I am, however, familiar with what goes on mentally during a miscarriage, seeing as how I had one 4 weeks and 1 day ago.

Casey Schwartz, what makes you an expert on miscarriage?  Have you had one?  If so, I'm so sorry for your loss, and it would be wise for you to stand up and talk about it, and not feed the taboo attitudes that people have about them; the ideas that they need to be whispered about, can't be discussed in public, and need to be hidden from polite society.

If you haven't, which is my guess from your article, then seriously, f*ck you.  You have no idea what happens in a miscarriage.  You have no idea the physical pain that happens, the anguish when you pass your dead baby that has been growing inside of you for however many weeks.  You have no idea the confusion about what to do, what's going on, how scary it is.  I was snug in a hospital bed with warm blankets and doctors and nurses all around me, and I still thought I was going to die. Seriously. I told my husband that I was scared I was dying.  My body went into shock from the blood loss, I was shaking and shutting down, and I was passing a dead baby.

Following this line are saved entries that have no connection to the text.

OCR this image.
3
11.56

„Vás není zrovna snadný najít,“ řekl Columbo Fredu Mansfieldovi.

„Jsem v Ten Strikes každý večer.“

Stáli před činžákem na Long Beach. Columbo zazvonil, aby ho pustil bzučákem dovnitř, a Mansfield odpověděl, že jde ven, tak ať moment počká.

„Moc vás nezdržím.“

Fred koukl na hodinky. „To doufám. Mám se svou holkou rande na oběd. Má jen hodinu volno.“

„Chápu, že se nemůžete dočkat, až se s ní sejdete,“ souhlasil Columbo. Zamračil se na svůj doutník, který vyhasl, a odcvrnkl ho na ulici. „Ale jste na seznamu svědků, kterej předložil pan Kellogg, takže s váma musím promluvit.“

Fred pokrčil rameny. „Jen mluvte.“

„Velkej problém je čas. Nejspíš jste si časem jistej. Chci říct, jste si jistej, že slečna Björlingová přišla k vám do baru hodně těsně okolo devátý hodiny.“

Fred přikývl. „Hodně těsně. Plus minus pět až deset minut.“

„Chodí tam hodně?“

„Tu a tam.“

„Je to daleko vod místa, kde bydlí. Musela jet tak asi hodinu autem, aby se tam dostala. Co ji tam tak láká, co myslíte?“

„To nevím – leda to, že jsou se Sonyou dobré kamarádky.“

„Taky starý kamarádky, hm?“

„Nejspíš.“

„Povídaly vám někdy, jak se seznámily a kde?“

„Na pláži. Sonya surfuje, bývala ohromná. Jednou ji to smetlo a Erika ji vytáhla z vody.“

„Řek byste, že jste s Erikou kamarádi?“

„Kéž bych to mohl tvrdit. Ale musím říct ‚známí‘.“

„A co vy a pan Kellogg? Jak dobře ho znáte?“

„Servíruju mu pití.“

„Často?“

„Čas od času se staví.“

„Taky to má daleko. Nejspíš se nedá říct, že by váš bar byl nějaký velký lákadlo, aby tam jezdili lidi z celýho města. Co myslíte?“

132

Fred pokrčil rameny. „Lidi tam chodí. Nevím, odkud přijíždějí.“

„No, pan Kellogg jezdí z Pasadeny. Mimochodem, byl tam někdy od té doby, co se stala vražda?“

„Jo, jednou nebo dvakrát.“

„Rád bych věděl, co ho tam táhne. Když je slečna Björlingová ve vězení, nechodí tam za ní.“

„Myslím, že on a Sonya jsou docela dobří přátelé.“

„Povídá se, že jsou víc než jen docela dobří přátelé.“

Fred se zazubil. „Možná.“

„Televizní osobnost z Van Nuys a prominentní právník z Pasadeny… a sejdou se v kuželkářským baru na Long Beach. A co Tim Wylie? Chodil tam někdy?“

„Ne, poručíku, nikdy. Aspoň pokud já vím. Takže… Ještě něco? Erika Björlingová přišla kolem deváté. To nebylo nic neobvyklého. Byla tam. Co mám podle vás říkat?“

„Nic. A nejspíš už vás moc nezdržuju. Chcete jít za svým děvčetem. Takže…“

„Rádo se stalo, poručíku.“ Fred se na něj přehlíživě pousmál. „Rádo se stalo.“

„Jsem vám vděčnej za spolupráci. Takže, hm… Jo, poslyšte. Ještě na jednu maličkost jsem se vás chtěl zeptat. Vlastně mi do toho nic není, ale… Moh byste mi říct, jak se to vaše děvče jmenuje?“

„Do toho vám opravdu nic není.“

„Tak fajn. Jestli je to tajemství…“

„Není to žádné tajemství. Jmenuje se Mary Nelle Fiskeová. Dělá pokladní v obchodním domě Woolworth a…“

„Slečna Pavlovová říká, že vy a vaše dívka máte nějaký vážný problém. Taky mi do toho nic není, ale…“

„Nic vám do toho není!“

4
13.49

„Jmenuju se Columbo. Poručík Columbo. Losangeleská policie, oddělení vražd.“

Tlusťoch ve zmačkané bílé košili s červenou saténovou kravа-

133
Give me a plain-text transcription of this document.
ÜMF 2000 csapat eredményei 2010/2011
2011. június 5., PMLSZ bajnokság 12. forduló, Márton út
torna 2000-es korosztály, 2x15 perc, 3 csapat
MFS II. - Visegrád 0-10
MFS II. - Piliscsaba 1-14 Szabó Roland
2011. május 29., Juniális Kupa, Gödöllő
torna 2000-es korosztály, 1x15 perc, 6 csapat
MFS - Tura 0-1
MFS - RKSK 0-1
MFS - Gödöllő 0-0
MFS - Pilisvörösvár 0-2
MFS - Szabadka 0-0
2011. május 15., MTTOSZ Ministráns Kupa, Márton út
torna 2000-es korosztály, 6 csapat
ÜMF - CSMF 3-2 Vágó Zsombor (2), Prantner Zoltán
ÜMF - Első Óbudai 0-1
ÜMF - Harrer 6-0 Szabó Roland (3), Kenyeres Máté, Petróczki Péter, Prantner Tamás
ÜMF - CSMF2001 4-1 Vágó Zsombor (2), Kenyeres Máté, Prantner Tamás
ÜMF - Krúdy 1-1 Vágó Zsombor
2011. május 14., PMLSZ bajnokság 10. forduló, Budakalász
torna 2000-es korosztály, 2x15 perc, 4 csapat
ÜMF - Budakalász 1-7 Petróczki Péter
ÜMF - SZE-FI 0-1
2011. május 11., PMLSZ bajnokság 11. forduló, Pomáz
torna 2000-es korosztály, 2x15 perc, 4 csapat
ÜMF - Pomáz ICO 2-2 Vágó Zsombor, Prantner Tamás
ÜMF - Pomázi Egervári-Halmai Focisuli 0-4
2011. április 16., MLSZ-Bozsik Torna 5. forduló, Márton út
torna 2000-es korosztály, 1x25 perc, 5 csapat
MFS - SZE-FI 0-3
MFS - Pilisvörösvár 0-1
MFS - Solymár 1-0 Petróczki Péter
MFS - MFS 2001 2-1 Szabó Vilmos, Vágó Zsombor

I have no idea what it would have been like to have been alone with a teenage son at home.  I didn't have the mental wherewithal to figure out if I wanted an epidural or not.  To be at home with my other child- the heartbreak, fear and confusion would have been overwhelming.

How dare you make a judgement on what is weird or strange or not on something that you have no idea or experience of.  I suspect you did it because you disagree with W's politics.  I disagree with his politics too, but this is beyond politics.  This is a sacred moment, when something that was alive suddenly isn't alive, and it's happening inside of you.  It's a moment that 1 in 4 women will suffer through, sadly.  It's admirable that W was able to be strong for his mother, to share in her pain, and to support her as she needed.  It makes him more human to me.  He experienced something that many men have had to deal with - supporting and nurturing a women during a miscarriage - but all too few talk about.  I admire him for talking about it, and for opening the forum to discuss it.

People like you shut down open discourse by making judgments on things that you know nothing about, and you keep people from talking.  And for that, you suck.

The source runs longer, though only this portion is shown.